Si le froid fait frissonner bien des Québécois, il pose un défi encore plus grand pour les nombreuses espèces d'oiseaux qui vivent à l'année dans la Belle Province. Les changements climatiques pourraient rendre la vie plus difficile à certaines espèces.
   Les mésanges ne pèsent que 10 grammes, mais elles sont des championnes de la résistance au froid. C’est tout leur corps qui se transforme pour leur permettre de maintenir leur température corporelle à 40°C malgré la rigueur de l’hiver québécois.
   Puisque les mésanges se réchauffent en frissonnant, leur musculature devient plus importante.
   La majorité de leurs organes grossissent, notamment leur système digestif et leur cœur. Leur sang contient davantage de globules rouges.
   «C’est un remodelage corporel pratiquement complet», illustre François Vézina, chercheur en écophysiologie à l’Université du Québec à Rimouski (UQAR).
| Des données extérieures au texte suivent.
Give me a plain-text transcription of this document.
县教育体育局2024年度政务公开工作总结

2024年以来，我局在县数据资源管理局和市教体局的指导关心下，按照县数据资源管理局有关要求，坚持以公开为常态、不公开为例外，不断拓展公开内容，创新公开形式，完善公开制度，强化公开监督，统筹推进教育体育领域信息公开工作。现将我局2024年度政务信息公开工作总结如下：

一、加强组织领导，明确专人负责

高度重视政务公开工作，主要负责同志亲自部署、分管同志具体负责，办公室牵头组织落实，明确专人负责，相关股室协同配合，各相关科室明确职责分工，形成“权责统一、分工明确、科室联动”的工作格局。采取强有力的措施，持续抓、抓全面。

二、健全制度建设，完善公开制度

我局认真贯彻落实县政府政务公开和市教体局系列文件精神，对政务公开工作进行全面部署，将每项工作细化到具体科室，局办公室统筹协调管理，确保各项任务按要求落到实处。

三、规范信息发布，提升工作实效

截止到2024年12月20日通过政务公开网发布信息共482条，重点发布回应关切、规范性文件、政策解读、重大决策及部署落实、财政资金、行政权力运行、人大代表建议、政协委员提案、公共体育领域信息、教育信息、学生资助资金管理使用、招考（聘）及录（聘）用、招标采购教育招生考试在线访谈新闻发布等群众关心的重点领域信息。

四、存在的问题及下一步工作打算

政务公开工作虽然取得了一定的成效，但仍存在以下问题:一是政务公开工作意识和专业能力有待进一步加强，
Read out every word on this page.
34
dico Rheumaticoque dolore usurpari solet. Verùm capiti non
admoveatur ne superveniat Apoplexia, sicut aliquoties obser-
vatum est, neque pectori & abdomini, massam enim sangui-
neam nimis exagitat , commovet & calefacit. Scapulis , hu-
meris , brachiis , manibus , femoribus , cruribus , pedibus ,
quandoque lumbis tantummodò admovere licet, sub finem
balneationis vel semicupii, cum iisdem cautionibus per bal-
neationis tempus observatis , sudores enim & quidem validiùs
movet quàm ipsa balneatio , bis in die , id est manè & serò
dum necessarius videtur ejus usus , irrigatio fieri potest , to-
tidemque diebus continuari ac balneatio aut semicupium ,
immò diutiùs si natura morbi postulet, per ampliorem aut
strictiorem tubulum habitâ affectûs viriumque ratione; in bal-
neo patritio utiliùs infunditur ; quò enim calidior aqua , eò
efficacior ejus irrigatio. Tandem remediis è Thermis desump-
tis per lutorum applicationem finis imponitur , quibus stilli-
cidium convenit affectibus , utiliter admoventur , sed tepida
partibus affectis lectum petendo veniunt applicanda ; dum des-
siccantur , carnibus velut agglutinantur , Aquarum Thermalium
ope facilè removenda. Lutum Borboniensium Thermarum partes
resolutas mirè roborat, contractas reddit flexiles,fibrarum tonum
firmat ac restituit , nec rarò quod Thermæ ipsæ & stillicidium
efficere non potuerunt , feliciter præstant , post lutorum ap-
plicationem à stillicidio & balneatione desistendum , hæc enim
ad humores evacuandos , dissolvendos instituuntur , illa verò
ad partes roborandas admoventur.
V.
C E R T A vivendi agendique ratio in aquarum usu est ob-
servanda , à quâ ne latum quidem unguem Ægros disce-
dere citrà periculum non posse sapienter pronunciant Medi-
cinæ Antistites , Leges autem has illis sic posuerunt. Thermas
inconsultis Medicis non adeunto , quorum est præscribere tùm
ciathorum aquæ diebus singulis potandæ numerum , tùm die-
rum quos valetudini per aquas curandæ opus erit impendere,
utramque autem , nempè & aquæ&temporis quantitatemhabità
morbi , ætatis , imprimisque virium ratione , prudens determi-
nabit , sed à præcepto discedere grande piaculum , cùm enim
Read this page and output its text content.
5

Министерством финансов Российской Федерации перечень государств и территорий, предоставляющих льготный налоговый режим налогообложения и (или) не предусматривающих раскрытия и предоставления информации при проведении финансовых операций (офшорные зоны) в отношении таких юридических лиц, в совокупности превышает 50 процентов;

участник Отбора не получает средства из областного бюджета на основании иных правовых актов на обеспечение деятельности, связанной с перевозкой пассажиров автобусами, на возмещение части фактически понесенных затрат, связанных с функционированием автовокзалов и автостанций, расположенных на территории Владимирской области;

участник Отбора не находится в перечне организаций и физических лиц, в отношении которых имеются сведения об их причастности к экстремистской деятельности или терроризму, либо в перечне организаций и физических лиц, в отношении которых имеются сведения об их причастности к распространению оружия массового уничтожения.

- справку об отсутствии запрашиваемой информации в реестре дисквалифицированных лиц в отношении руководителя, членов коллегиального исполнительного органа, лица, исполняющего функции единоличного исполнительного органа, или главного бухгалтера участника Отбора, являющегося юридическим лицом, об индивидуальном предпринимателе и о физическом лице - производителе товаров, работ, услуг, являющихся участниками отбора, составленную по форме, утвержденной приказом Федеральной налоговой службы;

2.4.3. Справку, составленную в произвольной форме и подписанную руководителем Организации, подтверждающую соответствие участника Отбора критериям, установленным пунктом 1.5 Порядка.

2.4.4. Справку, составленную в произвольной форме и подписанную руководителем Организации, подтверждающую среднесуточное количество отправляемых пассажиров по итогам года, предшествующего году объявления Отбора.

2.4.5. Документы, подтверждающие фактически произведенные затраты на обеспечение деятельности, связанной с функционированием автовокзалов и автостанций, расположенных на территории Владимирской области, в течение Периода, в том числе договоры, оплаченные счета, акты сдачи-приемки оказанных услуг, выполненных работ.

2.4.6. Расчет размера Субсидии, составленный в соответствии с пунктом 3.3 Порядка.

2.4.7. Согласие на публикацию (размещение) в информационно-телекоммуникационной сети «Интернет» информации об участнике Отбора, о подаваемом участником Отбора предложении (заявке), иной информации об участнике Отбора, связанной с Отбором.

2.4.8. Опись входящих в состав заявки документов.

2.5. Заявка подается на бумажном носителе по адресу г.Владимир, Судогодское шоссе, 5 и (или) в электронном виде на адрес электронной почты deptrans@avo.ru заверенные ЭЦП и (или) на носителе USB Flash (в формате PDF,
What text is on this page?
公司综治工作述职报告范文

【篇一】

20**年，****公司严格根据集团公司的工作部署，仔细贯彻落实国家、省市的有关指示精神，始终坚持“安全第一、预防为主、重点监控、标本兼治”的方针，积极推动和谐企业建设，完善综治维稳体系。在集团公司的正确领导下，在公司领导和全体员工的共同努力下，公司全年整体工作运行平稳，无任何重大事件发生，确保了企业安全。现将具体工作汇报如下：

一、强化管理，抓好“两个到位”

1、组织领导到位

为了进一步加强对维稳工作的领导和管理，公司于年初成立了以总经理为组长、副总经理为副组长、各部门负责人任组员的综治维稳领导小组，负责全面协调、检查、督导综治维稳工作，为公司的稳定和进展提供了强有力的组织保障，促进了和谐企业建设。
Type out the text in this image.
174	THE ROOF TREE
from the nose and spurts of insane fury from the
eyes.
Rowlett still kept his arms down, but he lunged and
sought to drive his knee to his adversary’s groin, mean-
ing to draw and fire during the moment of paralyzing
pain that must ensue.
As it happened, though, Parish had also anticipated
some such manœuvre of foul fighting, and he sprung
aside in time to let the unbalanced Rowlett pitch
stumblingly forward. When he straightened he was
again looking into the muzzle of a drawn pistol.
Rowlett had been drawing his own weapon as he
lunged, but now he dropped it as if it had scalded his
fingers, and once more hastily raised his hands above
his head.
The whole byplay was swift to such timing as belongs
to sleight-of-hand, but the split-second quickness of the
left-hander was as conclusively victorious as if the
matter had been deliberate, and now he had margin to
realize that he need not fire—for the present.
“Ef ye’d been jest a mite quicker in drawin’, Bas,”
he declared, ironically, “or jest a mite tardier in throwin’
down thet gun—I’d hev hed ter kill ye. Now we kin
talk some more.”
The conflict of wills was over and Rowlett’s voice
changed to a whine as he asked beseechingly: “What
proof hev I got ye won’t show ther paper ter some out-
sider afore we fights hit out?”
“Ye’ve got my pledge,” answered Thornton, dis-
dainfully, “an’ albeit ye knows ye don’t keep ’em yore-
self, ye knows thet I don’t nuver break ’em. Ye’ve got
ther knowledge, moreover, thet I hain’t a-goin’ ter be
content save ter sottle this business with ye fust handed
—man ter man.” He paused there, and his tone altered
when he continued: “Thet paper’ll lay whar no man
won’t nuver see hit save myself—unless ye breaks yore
Étudier la résistance au froid

Photo : Radio-Canada

Depuis une vingtaine d’années, M. Vézina observe comment différentes espèces d'oiseaux, dont les mésanges, résistent à de grandes variations de température.
   Jusqu’ici, ses données suggèrent que les mésanges sont assez résistantes aux variations de température que connaît normalement la province.
   Le chercheur veut maintenant comprendre comment cette espèce pourra s’adapter à des variations de température de plus en plus importantes, qui devraient être causées par les changements climatiques.
   «Ironiquement, plusieurs personnes s’imaginent que ce n’est pas un problème si nos hivers deviennent plus chauds. En fait, ils ne deviennent pas simplement plus chauds, ils deviennent aussi beaucoup plus variables. On devrait avoir plus de redoux, des redoux qui vont durer plus longtemps et, surtout, on revient rapidement aux conditions thermiques normales», explique M. Vézina.
   Il explique que la température passe, par exemple, de 5 à 10 degrés au-dessus de zéro, puis revient à -15 ou -20 degrés Celsius.
   Il est encore trop tôt pour tirer des conclusions sur les impacts des changements climatiques sur les oiseaux, selon M. Vézina. Il prévoit poursuivre ses recherches pendant plusieurs années.